Her advice strongly resonated with me as I was in the initial stages of a project where animation played a fundamental role in defining success. Keno is traditionally an "in venue" lottery based game where users play with pen and paper while watching tv screens. With a brand refresh in the works, a digital counterpart was included in the brief to bring Keno from the venues into the home.
A Glimpse into Implementation
As the only front-end developer addressing styling, it was important to establish a set of standards that I could communicate with the rest of the team. By creating a style and code guide, not only could developers use examples from the repository, it also gave designers a chance to audit modules before being placed on live pages. It proved to be even more practical when the team tripled in size over the span of a few weeks. With the guides, new hires were able to ramp up quickly without compromising the quality of the build.
Bringing Keno to Life
During the entire time Keno was in development, this commercial was being broadcast all across Australia. And while the initial designer prototypes were more than acceptable, the animations didn't quite capture the metaphor of the ball, "mistaking animation for delight".
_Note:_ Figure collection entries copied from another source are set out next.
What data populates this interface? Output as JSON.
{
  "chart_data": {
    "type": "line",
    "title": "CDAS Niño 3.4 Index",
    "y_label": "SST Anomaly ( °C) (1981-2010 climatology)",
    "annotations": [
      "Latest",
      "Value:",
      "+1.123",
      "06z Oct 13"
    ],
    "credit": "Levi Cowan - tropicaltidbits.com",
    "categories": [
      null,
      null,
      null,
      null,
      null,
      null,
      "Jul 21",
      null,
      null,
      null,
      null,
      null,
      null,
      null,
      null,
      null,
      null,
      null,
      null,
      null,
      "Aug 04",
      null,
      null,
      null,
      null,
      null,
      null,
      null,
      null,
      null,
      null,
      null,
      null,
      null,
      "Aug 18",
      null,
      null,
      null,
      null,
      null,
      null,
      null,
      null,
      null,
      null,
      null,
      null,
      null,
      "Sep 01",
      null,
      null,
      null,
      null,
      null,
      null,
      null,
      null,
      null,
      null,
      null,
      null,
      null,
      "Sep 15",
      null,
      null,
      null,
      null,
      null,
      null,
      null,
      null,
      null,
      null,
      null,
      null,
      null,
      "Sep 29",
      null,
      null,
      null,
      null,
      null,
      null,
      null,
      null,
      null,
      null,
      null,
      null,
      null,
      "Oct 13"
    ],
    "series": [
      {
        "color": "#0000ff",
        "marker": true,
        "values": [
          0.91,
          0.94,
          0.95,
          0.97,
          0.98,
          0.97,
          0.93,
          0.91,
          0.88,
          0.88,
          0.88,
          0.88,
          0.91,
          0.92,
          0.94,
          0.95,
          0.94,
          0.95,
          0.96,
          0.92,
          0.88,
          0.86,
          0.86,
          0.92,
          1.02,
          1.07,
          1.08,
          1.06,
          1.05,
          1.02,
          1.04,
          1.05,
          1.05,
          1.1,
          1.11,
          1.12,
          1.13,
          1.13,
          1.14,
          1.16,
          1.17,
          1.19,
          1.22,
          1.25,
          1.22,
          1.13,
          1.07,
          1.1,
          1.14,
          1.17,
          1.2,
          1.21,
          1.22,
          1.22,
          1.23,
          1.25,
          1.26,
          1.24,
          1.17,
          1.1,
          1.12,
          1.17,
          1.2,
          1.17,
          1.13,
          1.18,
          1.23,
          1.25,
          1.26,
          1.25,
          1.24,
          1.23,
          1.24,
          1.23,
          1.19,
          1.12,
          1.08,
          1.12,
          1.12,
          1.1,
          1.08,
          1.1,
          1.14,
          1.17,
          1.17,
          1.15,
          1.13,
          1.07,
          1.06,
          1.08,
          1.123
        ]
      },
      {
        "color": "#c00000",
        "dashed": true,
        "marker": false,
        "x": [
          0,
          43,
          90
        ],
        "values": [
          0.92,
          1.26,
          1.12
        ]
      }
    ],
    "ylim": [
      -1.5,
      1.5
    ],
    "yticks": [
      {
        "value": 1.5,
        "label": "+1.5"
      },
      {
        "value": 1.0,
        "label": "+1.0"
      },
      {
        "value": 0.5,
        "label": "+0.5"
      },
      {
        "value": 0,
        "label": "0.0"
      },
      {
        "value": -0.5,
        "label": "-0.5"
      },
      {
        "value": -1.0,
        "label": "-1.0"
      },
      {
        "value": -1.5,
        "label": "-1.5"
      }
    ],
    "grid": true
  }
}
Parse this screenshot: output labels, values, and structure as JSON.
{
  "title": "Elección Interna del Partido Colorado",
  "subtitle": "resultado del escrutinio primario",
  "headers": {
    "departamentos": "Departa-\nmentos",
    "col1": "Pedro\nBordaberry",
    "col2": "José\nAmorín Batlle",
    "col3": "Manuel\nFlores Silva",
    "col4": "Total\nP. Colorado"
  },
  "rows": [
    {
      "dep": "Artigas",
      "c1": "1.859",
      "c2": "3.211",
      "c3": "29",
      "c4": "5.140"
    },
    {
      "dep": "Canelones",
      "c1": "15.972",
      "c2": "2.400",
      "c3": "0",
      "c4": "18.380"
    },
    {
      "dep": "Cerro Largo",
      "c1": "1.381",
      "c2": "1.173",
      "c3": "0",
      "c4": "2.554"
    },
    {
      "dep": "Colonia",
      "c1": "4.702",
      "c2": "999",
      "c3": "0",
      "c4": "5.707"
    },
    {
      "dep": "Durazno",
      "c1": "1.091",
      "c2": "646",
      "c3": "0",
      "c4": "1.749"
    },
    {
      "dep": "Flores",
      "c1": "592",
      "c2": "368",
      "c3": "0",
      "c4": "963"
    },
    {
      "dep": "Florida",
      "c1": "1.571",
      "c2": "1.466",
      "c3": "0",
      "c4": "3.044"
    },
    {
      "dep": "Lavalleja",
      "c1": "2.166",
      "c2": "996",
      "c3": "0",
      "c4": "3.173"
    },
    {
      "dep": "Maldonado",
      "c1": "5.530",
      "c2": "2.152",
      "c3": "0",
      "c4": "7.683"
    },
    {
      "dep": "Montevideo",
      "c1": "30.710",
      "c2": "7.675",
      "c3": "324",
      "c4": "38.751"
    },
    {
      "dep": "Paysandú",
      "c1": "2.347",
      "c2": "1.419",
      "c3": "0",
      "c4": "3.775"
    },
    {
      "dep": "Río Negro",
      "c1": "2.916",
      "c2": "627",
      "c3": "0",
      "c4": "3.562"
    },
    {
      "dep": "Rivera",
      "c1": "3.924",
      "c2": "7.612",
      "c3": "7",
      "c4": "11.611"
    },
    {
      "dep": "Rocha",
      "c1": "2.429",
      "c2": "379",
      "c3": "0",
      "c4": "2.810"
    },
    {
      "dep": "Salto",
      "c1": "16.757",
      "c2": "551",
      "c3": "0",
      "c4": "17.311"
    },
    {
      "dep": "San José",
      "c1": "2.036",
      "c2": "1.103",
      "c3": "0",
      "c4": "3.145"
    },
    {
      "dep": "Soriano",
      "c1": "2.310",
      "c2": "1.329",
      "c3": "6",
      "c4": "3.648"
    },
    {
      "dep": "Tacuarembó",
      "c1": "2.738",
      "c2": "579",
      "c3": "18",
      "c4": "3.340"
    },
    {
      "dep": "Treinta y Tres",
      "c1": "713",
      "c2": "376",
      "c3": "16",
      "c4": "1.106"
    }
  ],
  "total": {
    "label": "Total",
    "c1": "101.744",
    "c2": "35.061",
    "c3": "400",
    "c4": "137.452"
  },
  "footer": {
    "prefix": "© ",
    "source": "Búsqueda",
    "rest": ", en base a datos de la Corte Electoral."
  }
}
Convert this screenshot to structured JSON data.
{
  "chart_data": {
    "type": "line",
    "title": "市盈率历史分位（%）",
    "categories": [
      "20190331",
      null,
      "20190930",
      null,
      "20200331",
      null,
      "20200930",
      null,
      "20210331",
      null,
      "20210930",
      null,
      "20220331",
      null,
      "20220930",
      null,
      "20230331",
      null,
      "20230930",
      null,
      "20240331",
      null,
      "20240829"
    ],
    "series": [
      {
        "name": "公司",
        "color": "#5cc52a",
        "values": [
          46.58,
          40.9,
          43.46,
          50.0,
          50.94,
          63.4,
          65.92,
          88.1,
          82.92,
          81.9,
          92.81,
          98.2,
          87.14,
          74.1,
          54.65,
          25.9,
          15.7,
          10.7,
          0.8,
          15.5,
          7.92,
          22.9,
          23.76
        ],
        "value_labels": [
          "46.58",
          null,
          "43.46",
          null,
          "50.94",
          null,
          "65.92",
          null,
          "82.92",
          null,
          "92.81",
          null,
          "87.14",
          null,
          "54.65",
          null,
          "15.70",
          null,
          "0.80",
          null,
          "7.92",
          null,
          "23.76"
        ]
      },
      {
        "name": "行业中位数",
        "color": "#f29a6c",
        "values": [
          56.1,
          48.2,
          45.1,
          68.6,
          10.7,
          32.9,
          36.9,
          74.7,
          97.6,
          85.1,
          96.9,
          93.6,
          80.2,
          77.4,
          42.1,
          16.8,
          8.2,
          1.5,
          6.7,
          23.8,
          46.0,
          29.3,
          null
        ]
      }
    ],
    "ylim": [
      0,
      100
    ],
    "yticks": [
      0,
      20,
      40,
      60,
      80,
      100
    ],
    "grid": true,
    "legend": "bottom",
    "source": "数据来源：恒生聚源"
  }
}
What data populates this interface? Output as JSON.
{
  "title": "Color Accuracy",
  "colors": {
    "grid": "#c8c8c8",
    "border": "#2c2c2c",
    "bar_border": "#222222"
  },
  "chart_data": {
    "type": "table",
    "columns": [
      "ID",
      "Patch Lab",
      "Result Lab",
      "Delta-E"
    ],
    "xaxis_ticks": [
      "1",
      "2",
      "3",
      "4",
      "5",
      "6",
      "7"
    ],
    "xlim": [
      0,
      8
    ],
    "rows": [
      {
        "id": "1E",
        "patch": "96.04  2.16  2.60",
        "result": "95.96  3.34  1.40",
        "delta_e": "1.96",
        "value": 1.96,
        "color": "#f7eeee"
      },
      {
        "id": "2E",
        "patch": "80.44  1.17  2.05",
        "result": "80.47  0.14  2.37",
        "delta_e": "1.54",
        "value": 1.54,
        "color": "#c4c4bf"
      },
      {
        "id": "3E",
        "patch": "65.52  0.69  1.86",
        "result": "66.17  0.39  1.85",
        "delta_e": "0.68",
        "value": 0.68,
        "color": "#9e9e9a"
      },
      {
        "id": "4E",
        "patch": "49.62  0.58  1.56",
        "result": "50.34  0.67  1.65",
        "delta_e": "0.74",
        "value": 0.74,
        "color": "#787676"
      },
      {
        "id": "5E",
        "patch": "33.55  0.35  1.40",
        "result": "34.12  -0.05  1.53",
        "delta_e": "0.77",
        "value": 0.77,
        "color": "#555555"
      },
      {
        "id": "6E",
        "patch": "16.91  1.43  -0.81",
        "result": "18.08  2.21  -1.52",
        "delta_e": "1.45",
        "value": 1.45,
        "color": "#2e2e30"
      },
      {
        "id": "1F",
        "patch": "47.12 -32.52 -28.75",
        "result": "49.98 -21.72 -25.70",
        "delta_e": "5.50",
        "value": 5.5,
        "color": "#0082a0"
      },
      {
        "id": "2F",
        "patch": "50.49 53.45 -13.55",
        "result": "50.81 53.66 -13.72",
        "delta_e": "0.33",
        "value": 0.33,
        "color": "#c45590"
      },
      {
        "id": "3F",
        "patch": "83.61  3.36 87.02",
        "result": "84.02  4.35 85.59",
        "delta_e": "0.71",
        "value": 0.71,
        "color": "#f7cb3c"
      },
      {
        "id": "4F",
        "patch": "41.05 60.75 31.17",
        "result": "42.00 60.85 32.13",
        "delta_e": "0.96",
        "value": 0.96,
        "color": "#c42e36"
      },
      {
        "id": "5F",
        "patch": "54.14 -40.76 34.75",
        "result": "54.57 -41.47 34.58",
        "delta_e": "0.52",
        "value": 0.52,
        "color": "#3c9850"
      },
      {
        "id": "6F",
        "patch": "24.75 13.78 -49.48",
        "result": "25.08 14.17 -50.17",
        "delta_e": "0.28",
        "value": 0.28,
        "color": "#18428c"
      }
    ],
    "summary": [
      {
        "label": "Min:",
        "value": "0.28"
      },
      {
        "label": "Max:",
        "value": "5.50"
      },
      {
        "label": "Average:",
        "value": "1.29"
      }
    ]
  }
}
Advocating for more time to revisit this problem, I placed an emphasis on seamless transitions and timing. By using a combination of 3D CSS transforms, I was able to place the game ball on the board without resorting to fading in two separate elements. Furthermore, because each ball is drawn in succession and appears on the screen for only a limited amount of time, easing functions were used to maximize the duration that a ball is visible.
Lastly and possibly the most difficult aspect of the build, the entire web app is responsive, allowing players on mobile and tablet devices to enjoy Keno on the go.